A five-judge constitutional bank, consisting of Judges Arun Mishra, Vineet Saran, Indira Banerjee, MR Shah and Aniruddha Bose, said the Medical Council of India (MCI) did not have the power to reserve or deny professional doctors upon admission reserve PG courses.

However, the bank said doctors must sign a bond for five years of service in remote / rural areas.

The bank believed that the MCI regulation, which excluded such a reservation, was unconstitutional and arbitrary. It is said that upon completion of PG, states should formulate a system for rural / remote service by professional doctors.

State lawmakers have the power to make reservations for working doctors. However, government regulations must provide employment bonds for five-year service in rural / remote areas for the person who gains PG approval through this reservation, the bank said.

The verdict came on a plea by petitioners including doctors from Kerala, Maharashtra and Haryana that providing reservation services would encourage those who work in state hospitals and rural areas.

Doctors had questioned the validity of the MCI’s 2000 Postgraduate Medical Education Regulations.

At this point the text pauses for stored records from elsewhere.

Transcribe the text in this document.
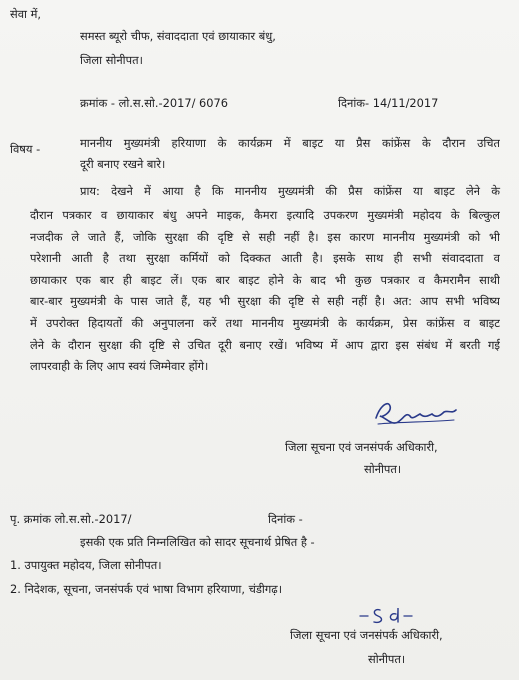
सेवा में,
समस्त ब्यूरो चीफ, संवाददाता एवं छायाकार बंधु,
जिला सोनीपत।
क्रमांक - लो.स.सो.-2017/ 6076	दिनांक- 14/11/2017
विषय -	माननीय मुख्यमंत्री हरियाणा के कार्यक्रम में बाइट या प्रैस कांफ्रेंस के दौरान उचित
दूरी बनाए रखने बारे।
प्राय: देखने में आया है कि माननीय मुख्यमंत्री की प्रैस कांफ्रेंस या बाइट लेने के
दौरान पत्रकार व छायाकार बंधु अपने माइक, कैमरा इत्यादि उपकरण मुख्यमंत्री महोदय के बिल्कुल
नजदीक ले जाते हैं, जोकि सुरक्षा की दृष्टि से सही नहीं है। इस कारण माननीय मुख्यमंत्री को भी
परेशानी आती है तथा सुरक्षा कर्मियों को दिक्कत आती है। इसके साथ ही सभी संवाददाता व
छायाकार एक बार ही बाइट लें। एक बार बाइट होने के बाद भी कुछ पत्रकार व कैमरामैन साथी
बार-बार मुख्यमंत्री के पास जाते हैं, यह भी सुरक्षा की दृष्टि से सही नहीं है। अत: आप सभी भविष्य
में उपरोक्त हिदायतों की अनुपालना करें तथा माननीय मुख्यमंत्री के कार्यक्रम, प्रेस कांफ्रेंस व बाइट
लेने के दौरान सुरक्षा की दृष्टि से उचित दूरी बनाए रखें। भविष्य में आप द्वारा इस संबंध में बरती गई
लापरवाही के लिए आप स्वयं जिम्मेवार होंगे।
जिला सूचना एवं जनसंपर्क अधिकारी,
सोनीपत।
पृ. क्रमांक लो.स.सो.-2017/	दिनांक -
इसकी एक प्रति निम्नलिखित को सादर सूचनार्थ प्रेषित है -
1. उपायुक्त महोदय, जिला सोनीपत।
2. निदेशक, सूचना, जनसंपर्क एवं भाषा विभाग हरियाणा, चंडीगढ़।
जिला सूचना एवं जनसंपर्क अधिकारी,
सोनीपत।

Fifty percent of places on PG graduate courses are reserved for public service doctors, but MCI regulations have banned this from doing so on PG courses. Admission to PG courses is through the NEET, and 50 percent of the seats are awarded through the entire India quota and the remaining 50 percent through the state quota.

The working applicants had stated that they were working around the clock for the good of the public and could barely find time to update their knowledge and compete with the general earnings candidates.

The central government and the MCI had opposed the plea alleging that granting reservations or a separate source of entry to professional applicants would directly affect the MCI’s authority to coordinate and set standards of medical education.